On the Outside Looking In

Perhaps a chameleon, perhaps a fraud, either way, I’m on the outside looking in.  The way I felt when my mother slammed the back door tightly shut and told me to stay out.  There was a definitive inside and a definitive outside in my childhood, the back door being the line of demarcation between the two realities.  Outside was all knowing, a sense of self and a sense of place. Empty and alone, and yet somehow free and hopeful, a playground of the creative spirit in me. Free from the tyranny of life in an alcoholic household.  Inside was not any of those things. Inside was fearful and stifling.  There was a small place in that mad house that I claimed as mine, my dominion, my kingdom.  It was a corner of the big, green kitchen in that dark house, Kim’s corner.  There was a children’s roll top desk, modeled after the adult version, and certainly too grown up looking to be a child’s play toy.  But play toy it was, for Kim’s corner was a respite in the midst of the storm, a place of creative imagination that would take me far away from my existence.  That’s why I say chameleon perhaps, or fraud, for I am a wannabe artist, locked out of the studio.

Wannabe writer, wannabe anything, something.  Jack-of-all-trades, master of nothing.  I fit the bill of tortured artist.  I possess the obligatory mental and emotional baggage necessary for good art. I’m not good at finance and business, but I have good ideas, good photographs, good stories, and good functional pots thrown on the potter’s wheel.  I read all the magazines, Provincetown Arts, Ceramics Monthly, and Outdoor Photographer.  I have spent countless hours pouring over books in the library, learning my craft(s). I have submitted short stories to literary reviews.  I’ve had shows with my photography, and studied Food Styling for print ad and commercial photography at New York University.  I’ve designed and produced handmade art cards, having studied at Parsons School of Design in Manhattan. My photography company was called KLG Photo Designs. My distinct culinary ability led to a fairly successful catering business in Boca Raton. I’ve taken ceramic arts workshops at art schools such as the John C. Campbell Folk Art School in the mountains of North Carolina.  I’ve been commissioned by the owner of a Ceramics Studio in Naples to produce teapots with lids for her to give as Holiday gifts.  I’ve made my own Japanese inspired paintbrushes from bamboo and feathers and been asked to display them in a gallery and sell them on the gallery website.  The name of my pottery “studio” is KG Pottery.  I’m almost completely self-taught.

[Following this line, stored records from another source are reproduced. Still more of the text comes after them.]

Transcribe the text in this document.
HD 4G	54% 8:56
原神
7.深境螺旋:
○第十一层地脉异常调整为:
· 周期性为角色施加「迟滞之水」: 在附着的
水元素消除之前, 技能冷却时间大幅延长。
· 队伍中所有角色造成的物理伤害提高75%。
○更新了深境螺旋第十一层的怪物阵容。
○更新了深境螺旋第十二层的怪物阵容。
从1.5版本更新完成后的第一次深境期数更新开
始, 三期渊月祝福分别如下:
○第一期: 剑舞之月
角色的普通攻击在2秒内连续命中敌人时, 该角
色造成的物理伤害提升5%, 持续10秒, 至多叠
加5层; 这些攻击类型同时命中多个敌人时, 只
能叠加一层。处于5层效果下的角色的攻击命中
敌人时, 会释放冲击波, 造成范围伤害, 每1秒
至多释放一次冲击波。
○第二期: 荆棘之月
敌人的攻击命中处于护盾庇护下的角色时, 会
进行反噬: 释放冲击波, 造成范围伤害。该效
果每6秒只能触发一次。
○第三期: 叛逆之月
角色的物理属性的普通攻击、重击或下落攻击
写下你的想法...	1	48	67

An obsessive compulsive personality is of great benefit for someone like myself who dives into various projects or interests like a dog with a bone, like a shark to the scent of blood, like white on rice.  Recently I have become aware of the Enneagram, which describes the nine basic personality types and involves the strategy we use to avoid pain and have our needs met. I submitted to the testing and my personality, “the Individualist”, exemplifies the following: “Compulsion to be extraordinary, special, unique; sensitive to art and beauty; paradoxically feels both shameful/fatally flawed, and unique/elite”.  Well that explains it! That’s me. And yet I feel like the great pretender, a wannabe who isn’t.  Like little Oliver in the Dickens story, holding his bowl and looking longingly into his keepers eyes with the words, “please sir, I want some more”.  I want some of the artist’s life.  I want to toil endlessly for meager wages.  I want to be at the mercy of the buying public who doesn’t a good pot if it fell into their lap.  I want to face repeated rejection and rebuke for my writing. Just kidding, I don’t have a thick skin.  Unfortunately, I guess deep inside I long for approval.  It’s a constant balancing act, my psyche’.  Only in my writing can I cry out, “here I am, I count, I am worthy”. Only in my art can I say that which I don’t have the courage to believe.  Potential, untapped.  Dying to come out.  I’m unafraid in my writing, and my art.  It’s here that I can say things.  It’s here, on the page, that I dare to dream.  It’s here on the page and in my art that I am full of unrealized greatness.  Or maybe I’m just a pretender, on the outside, looking in.

 

Comments

  • You are no pretender, no chameleon, no fraud, dear Kim. You are uniquely gifted, and God has not seemed to have wasted a single experience of your life to add wisdom and beauty to our world.

  • Kim – I think you are incredible. I love the way you write. It is your voice. I can hear you speak as I read your words. That is a gift few writers have. I look forward to painting with you. We will make this happen.